Unfortunately, and in spite of climates around the world that perfectly suit chenin's production (more is planted in both California and in South Africa than in France), only a few serious examples of the variety deserve or get much praise.
The same applies to that grown in Australia and throughout South America, where it is sometimes called chenin bianco.
In a recent article, Robinson did, however, single out two wineries which represent what she called "lone outposts of chenin blanc veneration" - the Millton Vineyard in New Zealand and Can Rafols dels Caus in Spain.
At the winery run by James and Annie Millton at Manutuke, near Gisborne, organic, biodynamically grown grapes are now converted into three different chenin blancs.
The best known is the Clos de Ste Anne Te Arai Vineyard model, regarded as the finest example of the variety produced in this part of the world.
The least expensive is an unusually dry variation, which has Millton's Crazy By Nature label.
The latest is a new ultra-premium ($70 a bottle) wine, also part of the Clos de Ste Anne range, but from a section of the hillside vineyard named Les Bas ("down there") by Francophile James Millton.
It is inspired by the drier wines of Savennieres, in the Loire, which makes it distinctly different from the Te Arai, which is closer to those sweeter chenins from Vouvray.
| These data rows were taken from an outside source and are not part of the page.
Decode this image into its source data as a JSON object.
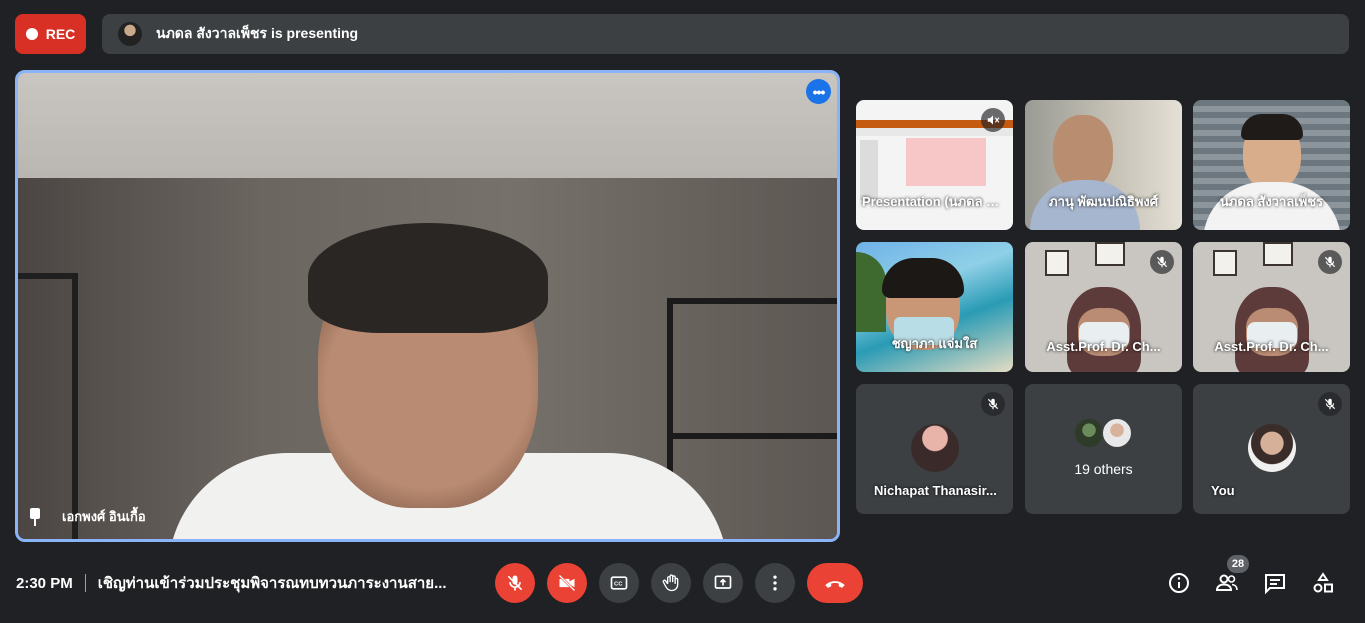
{
  "top": {
    "rec_label": "REC",
    "presenting_text": "นภดล สังวาลเพ็ชร is presenting"
  },
  "main": {
    "participant_name": "เอกพงศ์ อินเกื้อ",
    "more_label": "•••"
  },
  "tiles": [
    {
      "name": "Presentation (นภดล สังวาล...",
      "muted": true
    },
    {
      "name": "ภานุ พัฒนปณิธิพงศ์",
      "muted": false
    },
    {
      "name": "นภดล สังวาลเพ็ชร",
      "muted": false
    },
    {
      "name": "ชญาภา แจ่มใส",
      "muted": false
    },
    {
      "name": "Asst.Prof. Dr. Ch...",
      "muted": true
    },
    {
      "name": "Asst.Prof. Dr. Ch...",
      "muted": true
    },
    {
      "name": "Nichapat Thanasir...",
      "muted": true
    },
    {
      "name": "19 others",
      "muted": false
    },
    {
      "name": "You",
      "muted": true
    }
  ],
  "bottom": {
    "time": "2:30 PM",
    "meeting_title": "เชิญท่านเข้าร่วมประชุมพิจารณทบทวนภาระงานสาย...",
    "participants_count": "28"
  },
  "colors": {
    "background": "#202124",
    "tile": "#3c4043",
    "accent": "#8ab4f8",
    "danger": "#ea4335"
  }
}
Millton is not, of course, the only chenin-blanc producer in this country, with several others about to come on stream. Which can only be good news - for the variety and especially for those who have already been introduced to it.
Something for everyone:
Millton Vineyard 2009 Clos de Ste Anne Les Bas Chenin Blanc, $70
This a very classy dry white wine , notable for both its purity and presence, its florals and its honey, mouthwatering acidity, minerals and what the maker describes as a waxiness. It has many happy years ahead of it.
Esk Valley 2011 Hawke's Bay Chenin Blanc, $30
Another good example of the variety, this is also in the drier style, with trademark honey and quince flavours and refreshing mineral acidity. Available from the winery or by mail order.
Margrain 2011 Sauvignon Blanc, $30
Made from fruit grown on vines planted more than 30 years ago by the late Stan Chifney, one of the Martinborough pioneers, it is a good example of a sweeter, apples and citrus chenin finely balanced by mouthwatering acidity.